A trip to the emergency room convinced her it was something else.
“It just was a nightmare,” said Davey, who competed in a triangular meet at Missoula County Stadium on Tuesday. “It was really scary; I had no idea what was wrong with me.”
It was mono, an illness for which she’d been tested before. The second test came back positive, and so it was another four months or so before the ultra-active Davey competed again.
That’s pretty rough territory for a three-sport standout.
“The hard part was she went to state with us,” Polson track coach Bob Gunderson said. “She was cleared to run the week of divisionals; she just hadn’t trained.
“So I took her as an alternate on the short relay. And then when our relays ran she’d just be sitting there crying, because she couldn’t run. I felt so bad for her.”
When Davey was a sophomore, she and a core of athletes that included Sierra Pete, Redcrow, Breanne Kelley, Loni Havlovick and Tara Johnson – there was just one senior, Merilee Mowbray – led Polson to the 2008 State A track and field championship.
The Pirates have been star-crossed since.
“They have never all been healthy at any one time,” complained Gunderson, who is missing Pete, out with a torn ACL, this spring.

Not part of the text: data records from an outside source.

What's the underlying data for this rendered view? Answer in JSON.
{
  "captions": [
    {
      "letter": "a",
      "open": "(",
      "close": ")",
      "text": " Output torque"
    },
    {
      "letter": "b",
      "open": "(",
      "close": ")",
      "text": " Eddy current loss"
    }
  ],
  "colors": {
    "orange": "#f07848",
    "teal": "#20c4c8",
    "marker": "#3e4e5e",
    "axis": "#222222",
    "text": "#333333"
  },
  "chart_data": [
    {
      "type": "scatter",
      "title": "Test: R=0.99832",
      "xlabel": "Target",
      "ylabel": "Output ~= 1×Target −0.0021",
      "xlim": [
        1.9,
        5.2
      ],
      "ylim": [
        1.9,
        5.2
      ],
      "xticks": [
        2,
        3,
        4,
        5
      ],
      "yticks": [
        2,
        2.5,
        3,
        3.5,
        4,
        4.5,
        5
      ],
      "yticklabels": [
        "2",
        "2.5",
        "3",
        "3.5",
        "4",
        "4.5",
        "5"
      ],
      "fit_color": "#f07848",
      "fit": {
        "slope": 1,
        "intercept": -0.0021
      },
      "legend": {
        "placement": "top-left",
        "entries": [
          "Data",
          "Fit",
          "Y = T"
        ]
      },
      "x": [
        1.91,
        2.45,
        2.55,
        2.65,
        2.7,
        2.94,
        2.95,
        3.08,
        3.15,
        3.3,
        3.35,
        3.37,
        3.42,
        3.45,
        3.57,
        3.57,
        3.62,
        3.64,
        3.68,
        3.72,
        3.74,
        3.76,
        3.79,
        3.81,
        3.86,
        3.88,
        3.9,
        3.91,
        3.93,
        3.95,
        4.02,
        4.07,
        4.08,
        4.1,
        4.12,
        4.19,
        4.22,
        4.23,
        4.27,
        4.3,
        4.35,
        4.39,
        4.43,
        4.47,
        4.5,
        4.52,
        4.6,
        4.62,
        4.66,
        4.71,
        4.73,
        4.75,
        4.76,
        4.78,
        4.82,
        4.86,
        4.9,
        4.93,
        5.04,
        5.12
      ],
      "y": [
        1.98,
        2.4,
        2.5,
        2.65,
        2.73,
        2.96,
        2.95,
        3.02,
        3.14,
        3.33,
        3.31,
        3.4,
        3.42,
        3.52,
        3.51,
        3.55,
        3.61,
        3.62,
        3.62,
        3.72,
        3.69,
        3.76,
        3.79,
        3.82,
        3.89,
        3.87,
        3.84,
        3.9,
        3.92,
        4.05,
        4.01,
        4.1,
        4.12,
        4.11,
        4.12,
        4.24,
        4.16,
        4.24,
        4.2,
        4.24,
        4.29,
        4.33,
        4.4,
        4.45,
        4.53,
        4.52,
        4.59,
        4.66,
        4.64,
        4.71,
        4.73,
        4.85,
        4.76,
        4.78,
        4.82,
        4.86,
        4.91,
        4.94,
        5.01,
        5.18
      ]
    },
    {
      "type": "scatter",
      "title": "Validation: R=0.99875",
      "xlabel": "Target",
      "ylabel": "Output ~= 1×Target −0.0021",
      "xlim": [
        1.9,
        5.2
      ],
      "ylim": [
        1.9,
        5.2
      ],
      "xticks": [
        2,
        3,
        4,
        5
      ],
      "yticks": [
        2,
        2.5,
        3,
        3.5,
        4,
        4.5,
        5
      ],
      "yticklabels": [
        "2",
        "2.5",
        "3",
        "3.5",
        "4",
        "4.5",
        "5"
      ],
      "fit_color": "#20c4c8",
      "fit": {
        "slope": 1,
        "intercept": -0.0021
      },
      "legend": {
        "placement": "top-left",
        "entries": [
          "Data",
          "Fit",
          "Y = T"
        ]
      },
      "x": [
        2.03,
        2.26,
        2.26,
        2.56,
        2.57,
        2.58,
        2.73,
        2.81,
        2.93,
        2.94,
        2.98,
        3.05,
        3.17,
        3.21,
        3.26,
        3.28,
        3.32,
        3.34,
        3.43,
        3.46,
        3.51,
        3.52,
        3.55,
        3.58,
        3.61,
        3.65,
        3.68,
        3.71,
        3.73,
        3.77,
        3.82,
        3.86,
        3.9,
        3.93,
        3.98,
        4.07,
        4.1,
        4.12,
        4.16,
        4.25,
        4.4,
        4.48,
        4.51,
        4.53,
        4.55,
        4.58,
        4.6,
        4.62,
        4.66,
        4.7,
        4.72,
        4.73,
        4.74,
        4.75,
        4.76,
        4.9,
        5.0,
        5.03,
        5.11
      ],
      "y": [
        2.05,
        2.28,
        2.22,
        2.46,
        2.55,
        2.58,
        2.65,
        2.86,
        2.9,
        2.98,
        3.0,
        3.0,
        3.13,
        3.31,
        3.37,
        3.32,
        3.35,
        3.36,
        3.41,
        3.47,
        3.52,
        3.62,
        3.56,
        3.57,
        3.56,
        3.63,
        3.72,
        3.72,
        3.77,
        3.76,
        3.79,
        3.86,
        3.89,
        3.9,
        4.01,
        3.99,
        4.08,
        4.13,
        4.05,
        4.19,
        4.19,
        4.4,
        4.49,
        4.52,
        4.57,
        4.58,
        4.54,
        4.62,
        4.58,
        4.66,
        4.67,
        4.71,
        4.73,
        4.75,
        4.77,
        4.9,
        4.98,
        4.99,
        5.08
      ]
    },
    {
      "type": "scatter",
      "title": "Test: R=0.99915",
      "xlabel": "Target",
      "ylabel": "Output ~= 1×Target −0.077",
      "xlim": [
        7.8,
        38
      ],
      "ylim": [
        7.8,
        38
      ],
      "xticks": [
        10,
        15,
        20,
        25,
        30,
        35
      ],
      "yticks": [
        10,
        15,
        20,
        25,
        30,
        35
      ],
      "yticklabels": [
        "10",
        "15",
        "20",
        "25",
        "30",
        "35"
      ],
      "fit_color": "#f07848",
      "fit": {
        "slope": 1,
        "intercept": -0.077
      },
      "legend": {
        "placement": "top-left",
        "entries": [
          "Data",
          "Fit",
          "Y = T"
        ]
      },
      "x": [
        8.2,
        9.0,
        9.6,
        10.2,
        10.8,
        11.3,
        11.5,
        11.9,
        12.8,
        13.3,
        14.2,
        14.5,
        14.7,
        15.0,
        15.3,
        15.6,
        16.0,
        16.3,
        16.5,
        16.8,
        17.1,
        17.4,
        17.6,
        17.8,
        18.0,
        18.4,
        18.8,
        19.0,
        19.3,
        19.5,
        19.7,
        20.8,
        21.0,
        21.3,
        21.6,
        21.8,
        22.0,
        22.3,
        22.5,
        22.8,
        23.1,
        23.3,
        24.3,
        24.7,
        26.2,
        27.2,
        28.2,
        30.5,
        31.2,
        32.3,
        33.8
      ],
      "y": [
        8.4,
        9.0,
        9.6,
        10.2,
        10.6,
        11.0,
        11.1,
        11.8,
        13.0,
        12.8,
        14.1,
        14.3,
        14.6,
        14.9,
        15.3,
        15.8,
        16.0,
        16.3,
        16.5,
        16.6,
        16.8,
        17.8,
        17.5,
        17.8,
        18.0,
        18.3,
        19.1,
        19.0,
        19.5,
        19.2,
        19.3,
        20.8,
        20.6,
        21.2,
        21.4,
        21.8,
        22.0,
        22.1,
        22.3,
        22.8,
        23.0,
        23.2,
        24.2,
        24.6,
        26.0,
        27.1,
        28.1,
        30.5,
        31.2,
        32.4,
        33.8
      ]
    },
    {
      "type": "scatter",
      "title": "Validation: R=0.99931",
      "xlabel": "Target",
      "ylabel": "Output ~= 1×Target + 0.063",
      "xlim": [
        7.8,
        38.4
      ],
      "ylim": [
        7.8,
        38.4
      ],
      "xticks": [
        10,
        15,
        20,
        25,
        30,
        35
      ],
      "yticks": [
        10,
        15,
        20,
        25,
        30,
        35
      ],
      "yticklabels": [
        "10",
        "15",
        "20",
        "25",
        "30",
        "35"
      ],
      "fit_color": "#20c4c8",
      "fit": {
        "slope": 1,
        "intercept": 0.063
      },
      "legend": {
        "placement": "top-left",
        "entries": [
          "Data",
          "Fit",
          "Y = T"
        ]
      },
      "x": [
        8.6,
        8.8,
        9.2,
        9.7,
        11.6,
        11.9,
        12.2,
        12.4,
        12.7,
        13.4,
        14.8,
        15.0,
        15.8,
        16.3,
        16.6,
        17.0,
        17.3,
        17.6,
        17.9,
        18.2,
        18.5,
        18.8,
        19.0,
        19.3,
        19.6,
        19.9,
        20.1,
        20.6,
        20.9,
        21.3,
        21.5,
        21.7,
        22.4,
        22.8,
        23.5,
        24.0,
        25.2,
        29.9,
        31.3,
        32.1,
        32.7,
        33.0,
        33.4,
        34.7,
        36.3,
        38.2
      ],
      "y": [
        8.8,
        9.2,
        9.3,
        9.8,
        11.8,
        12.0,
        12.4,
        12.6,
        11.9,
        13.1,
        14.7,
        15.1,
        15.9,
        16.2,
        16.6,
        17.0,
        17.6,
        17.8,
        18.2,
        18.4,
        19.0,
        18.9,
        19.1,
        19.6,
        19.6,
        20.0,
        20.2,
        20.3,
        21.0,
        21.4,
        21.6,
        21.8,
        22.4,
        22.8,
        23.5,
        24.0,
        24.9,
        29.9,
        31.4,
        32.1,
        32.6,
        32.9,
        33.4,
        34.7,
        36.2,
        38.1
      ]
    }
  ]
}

On Tuesday the Pirates looked formidable, though they ran a distant second to the powerful Big Sky Eagles. Davey won the pole vault and finished second in the 300 hurdles to Big Sky’s Morgan Struble.
It’s in those two events that Davey, who says, “On a good day I’m 5-foot-10, but I’m really 5-9,” could excel at the next level. MSU-Billings has left the door open for her to try two sports.
“She could be a really good vaulter,” Gunderson said. “She’s tall, she’s fast, and she isn’t afraid of anything.”
Except, perhaps, losing time.
“She says she’s slow,” Gunderson says, smiling. “She keeps telling me she’s an old lady. She’s 18.”
Gunderson makes no qualms about what Davey would’ve meant last Memorial Day weekend, when Polson finished two points behind second-place Hamilton and 25 behind state champion Belgrade at the state meet.
Davey scored 30 points at state in 2008.
“People ask me if I missed her,” Gunderson said. “I say, ‘I’m just going to enjoy this year a lot.’ ”
Davey is too. Tuesday she anchored the final race of the day, the girls’ long relay. She caught Big Sky anchor Elle Tinkle at the tape, giving the Pirates a time of 4:12.31.
No tears this time.
“It’s my favorite race,” said Davey. That’s why watching Billings Central knock Polson back to second in last year’s four-by-400 hurt so much.
“It’s all right,” she said Tuesday. “We’ll come back and get ’em this year, hopefully.”